The time had come to bring this first-time laboring Rwandan mother into the delivery room. This is when the red sea parted, and I began to glean “Birth the Rwandan Way!” From my view it looks like boots on the ground for the Rwandan Midwife dressed in green. I watched as she put on what looked like rain boots in preparation for the delivery. She then put on a plastic apron followed by a green cloth gown to cover the plastic apron.

floral arrangement

The Rwandan midwives provide bedside labor care. But an extension of the Rwandan Midwifery care is to assist the mother in delivering her baby. Softly in her native Rwandan tongue of Kinyarwanda, the Rwandan Midwife encouraged the mother to push during each contraction.

In less than an hour from complete cervical dilation of 10 centimeters the Rwandan Princess baby girl had arrived! What an amazing day for me! I am honored to see my very first Rwandan baby born by the hands of an autonomous Rwandan Nurse Midwife! The “Boots on the ground green Rwandan Midwives” bear the fruit of a quote by Aristotle “A midwife should have a lady’s hands, a hawk’s eyes and a lion’s heart.”

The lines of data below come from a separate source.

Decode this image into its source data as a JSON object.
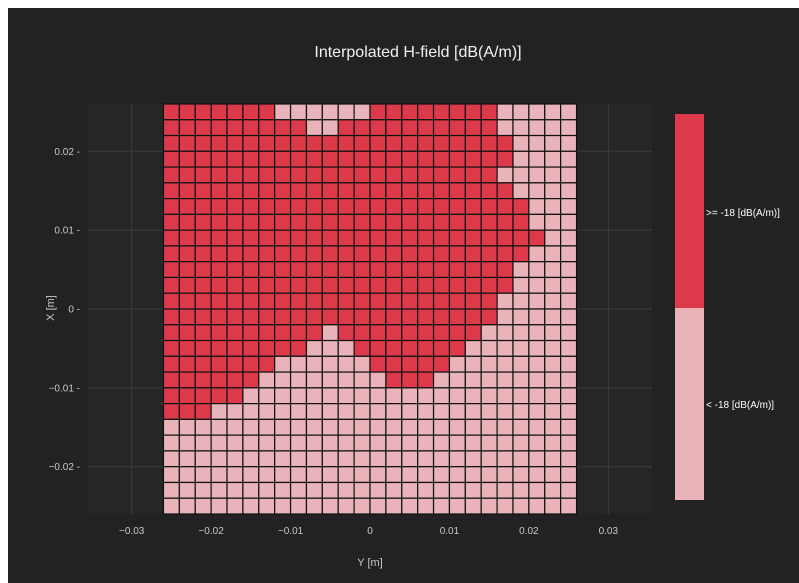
{
  "chart_data": {
    "type": "heatmap",
    "title": "Interpolated H-field [dB(A/m)]",
    "xlabel": "Y [m]",
    "ylabel": "X [m]",
    "x_range": [
      -0.0355,
      0.0355
    ],
    "y_range": [
      -0.026,
      0.026
    ],
    "x_ticks": [
      -0.03,
      -0.02,
      -0.01,
      0,
      0.01,
      0.02,
      0.03
    ],
    "x_tick_labels": [
      "−0.03",
      "−0.02",
      "−0.01",
      "0",
      "0.01",
      "0.02",
      "0.03"
    ],
    "y_ticks": [
      0.02,
      0.01,
      0,
      -0.01,
      -0.02
    ],
    "y_tick_labels": [
      "0.02",
      "0.01",
      "0",
      "−0.01",
      "−0.02"
    ],
    "grid": true,
    "colors": {
      "high": "#dc3a4b",
      "low": "#e8b3b9",
      "panel_bg": "#222222",
      "plot_bg": "#262626"
    },
    "legend": {
      "placement": "right",
      "high_label": ">= -18 [dB(A/m)]",
      "low_label": "< -18 [dB(A/m)]"
    },
    "grid_cells": {
      "y_start": -0.026,
      "y_end": 0.026,
      "x_start": -0.026,
      "x_end": 0.026,
      "step": 0.002,
      "rows_top_to_bottom": [
        "11111110000001111111100000",
        "11111111100111111111100000",
        "11111111111111111111110000",
        "11111111111111111111110000",
        "11111111111111111111100000",
        "11111111111111111111110000",
        "11111111111111111111111000",
        "11111111111111111111111000",
        "11111111111111111111111100",
        "11111111111111111111111000",
        "11111111111111111111110000",
        "11111111111111111111110000",
        "11111111111111111111100000",
        "11111111111111111111100000",
        "11111111110111111111000000",
        "11111111100011111110000000",
        "11111110000001111100000000",
        "11111100000000111000000000",
        "11111000000000000000000000",
        "11100000000000000000000000",
        "00000000000000000000000000",
        "00000000000000000000000000",
        "00000000000000000000000000",
        "00000000000000000000000000",
        "00000000000000000000000000",
        "00000000000000000000000000"
      ]
    }
  }
}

Angelique Muhammad, MSN, International Board-Certified Lactation Consultant (IBCLC) is a second-year Doctor of Nursing Practice Midwifery student. She holds a Master of Science in Nursing from Saint Xavier University with an emphasis in clinical nurse leadership. Angelique traveled to Kigali, Rwanda in July 2022 for the Global Maternal-Child Health study abroad program. Angelique continues to work as a Childbirth Educator, UIC College of Nursing Maternal Child Clinical Nursing Instructor and serves on many committees such as the “Taskforce on Infant and Maternal Mortality Among African Americans.”